氷の王子と消えた託宣 -龍の託宣2-
     ◇
「ううう、ずびまぜんんぅ」
「大丈夫か、侍女殿」

 道端(みちばた)でうずくまるベッティの背中を、ヨハンは気づかわし気にさすっていた。

「まったく、侍女の分際で馬車に酔うなど……」
 その後ろでエーミールが呆れたまなざしを向けている。

「ぞんなごど言われまじでぼぉ、騎士様もあの中に入ってみればわがりまずよぉう」

 うつむいたままベッティが公爵家の馬車を指さしている。リーゼロッテは外に出ないようにと()(ふく)め、馬車の中で待たせてあった。窓から心配そうにベッティを見つめているようだ。

「何を訳の分からないことを」

 エーミールが冷たく言い放つ。いきなりすっくと立ち上がったかと思うと、ベッティは(つか)みかかるようにエーミールに詰め寄った。

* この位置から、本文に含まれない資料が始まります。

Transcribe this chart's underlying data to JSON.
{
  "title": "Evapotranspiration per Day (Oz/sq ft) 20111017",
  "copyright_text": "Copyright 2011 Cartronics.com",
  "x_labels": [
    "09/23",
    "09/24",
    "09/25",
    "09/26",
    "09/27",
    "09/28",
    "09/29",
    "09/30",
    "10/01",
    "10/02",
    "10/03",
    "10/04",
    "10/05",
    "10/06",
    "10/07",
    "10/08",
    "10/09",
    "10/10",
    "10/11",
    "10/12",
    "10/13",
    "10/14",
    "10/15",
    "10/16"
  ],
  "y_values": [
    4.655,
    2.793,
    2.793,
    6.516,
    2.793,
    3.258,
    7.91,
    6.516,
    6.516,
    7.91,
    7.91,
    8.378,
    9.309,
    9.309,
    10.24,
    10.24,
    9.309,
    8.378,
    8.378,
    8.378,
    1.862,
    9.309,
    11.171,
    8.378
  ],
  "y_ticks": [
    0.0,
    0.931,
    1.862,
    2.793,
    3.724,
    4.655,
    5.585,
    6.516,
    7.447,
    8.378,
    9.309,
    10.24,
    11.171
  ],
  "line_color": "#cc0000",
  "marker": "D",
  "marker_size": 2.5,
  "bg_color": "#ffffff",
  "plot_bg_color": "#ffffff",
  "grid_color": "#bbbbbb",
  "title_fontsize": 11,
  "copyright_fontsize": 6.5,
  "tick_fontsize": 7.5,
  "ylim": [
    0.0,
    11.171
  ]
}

「きじざまぁ。わたじ馬に乗れまずのでぇ、騎士ざまの馬を貸していただげまぜんかぁ? 騎士様が馬車に乗って、リーゼロッテざまのお相手ぼして差し上げでぐだざいぃっ」
「なっ!? 馬車とはいえ、リーゼロッテ様とわたしがふたりきりになれるわけないだろう!?」
「ぞこをなんとかぁっ……うっ、あっ、で、でるぅぅぅ、おぼぼぼぼぼぼ」
「うわっ貴様なんてことをっ」
「あああ! 侍女殿! エーミール様!!」

 エーミールの騎士服をつかんだままのベッティの口から、自主(じしゅ)規制(きせい)のものがキラキラとあふれ出す。これがテレビならモザイクものだ。

「きゃあ、ベッティ大丈夫!?」

 カオスな惨状(さんじょう)を見ていたリーゼロッテが、(あわ)てて馬車から降りて駆け寄ってきた。